Donald Trump will soon face the consequences of a familiar admonition: be careful what you wish for. The President-elect is poised to help the new Republican Congress finally repeal the Affordable Care Act. Most health care experts expect Obamacare to be expunged from the books by February. But Trump’s next steps are trickier. How does his Administration replace a law that remade the health care market, providing 21 million Americans with access to insurance?
It won’t be easy. Trump’s health care plan, which borrows heavily from the House Republicans’ proposal, offers a grab bag of small-bore regulatory tweaks. It calls for making individual health care premiums tax-deductible, expanding families’ access to private, tax-free health savings accounts and allowing for the sale of health insurance across state lines. Trump’s plan, like that of House Republicans, also suggests handing block grants for Medicaid to the states. But even if Trump is able to shepherd those provisions through a friendly Congress, he would still have to answer to millions of lower- and middle-income Americans who now use federal subsidies to afford their premiums. He would also have to decide what to do with the other parts of Obamacare that changed health insurance for the rest of the country.

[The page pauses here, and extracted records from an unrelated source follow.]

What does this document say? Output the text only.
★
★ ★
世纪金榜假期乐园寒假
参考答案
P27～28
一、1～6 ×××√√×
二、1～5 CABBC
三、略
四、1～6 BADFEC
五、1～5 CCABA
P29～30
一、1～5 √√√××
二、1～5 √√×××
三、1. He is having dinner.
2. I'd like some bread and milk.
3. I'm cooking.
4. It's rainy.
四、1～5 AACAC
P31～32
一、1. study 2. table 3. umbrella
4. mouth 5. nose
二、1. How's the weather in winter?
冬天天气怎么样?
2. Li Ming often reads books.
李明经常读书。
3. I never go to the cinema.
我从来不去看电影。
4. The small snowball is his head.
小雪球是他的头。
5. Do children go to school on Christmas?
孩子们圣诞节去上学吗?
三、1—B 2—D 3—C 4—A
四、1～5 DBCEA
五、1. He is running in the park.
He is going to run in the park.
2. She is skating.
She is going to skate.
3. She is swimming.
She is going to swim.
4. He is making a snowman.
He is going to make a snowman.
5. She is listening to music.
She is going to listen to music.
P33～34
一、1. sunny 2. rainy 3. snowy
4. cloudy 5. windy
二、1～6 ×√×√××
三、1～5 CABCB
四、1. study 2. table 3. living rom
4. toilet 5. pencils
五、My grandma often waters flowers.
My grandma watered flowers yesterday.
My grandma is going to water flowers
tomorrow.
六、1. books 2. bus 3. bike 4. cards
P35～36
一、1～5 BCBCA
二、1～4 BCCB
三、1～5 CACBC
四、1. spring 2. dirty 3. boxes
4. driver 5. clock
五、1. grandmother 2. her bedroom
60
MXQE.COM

Trump seems to grasp this puzzle. In an interview with the Wall Street Journal just days after the election, the incoming President suggested that he is open to preserving two of the most popular provisions of the law: the rule allowing young adults to remain on their parents’ health care plans until they are 26 and the prohibition barring insurers from discriminating against patients with pre-existing conditions. “I like those very much,” Trump told the newspaper.
But Trump can’t keep just his favorite parts of Obamacare and jettison the rest. The Affordable Care Act is a carefully constructed mix of carrots and sticks. Stripping certain parts would throw the whole market out of balance.
Consider what would happen if Trump keeps the law’s ban on refusing patients with pre-existing conditions but repeals rules requiring insurers to offer all customers in a community plans at the same price. That would allow insurers to slap patients who suffer from serious illnesses–like cancer or rheumatoid arthritis–with premiums that run as high as $10,000 per month. If Trump scraps the rule requiring that everyone buy insurance–the much maligned “individual mandate”–more healthy Americans would wait until they get sick to buy coverage. As a result, insurers would hemorrhage money with a sicker population to serve, spurring them to raise premiums or stop selling individual plans altogether.
Trump has not yet addressed these contradictions. But the clock is ticking. Rhetoric can win campaigns, but economic reality tends to shape what happens in the Oval Office.
This appears in the November 28, 2016 issue of TIME.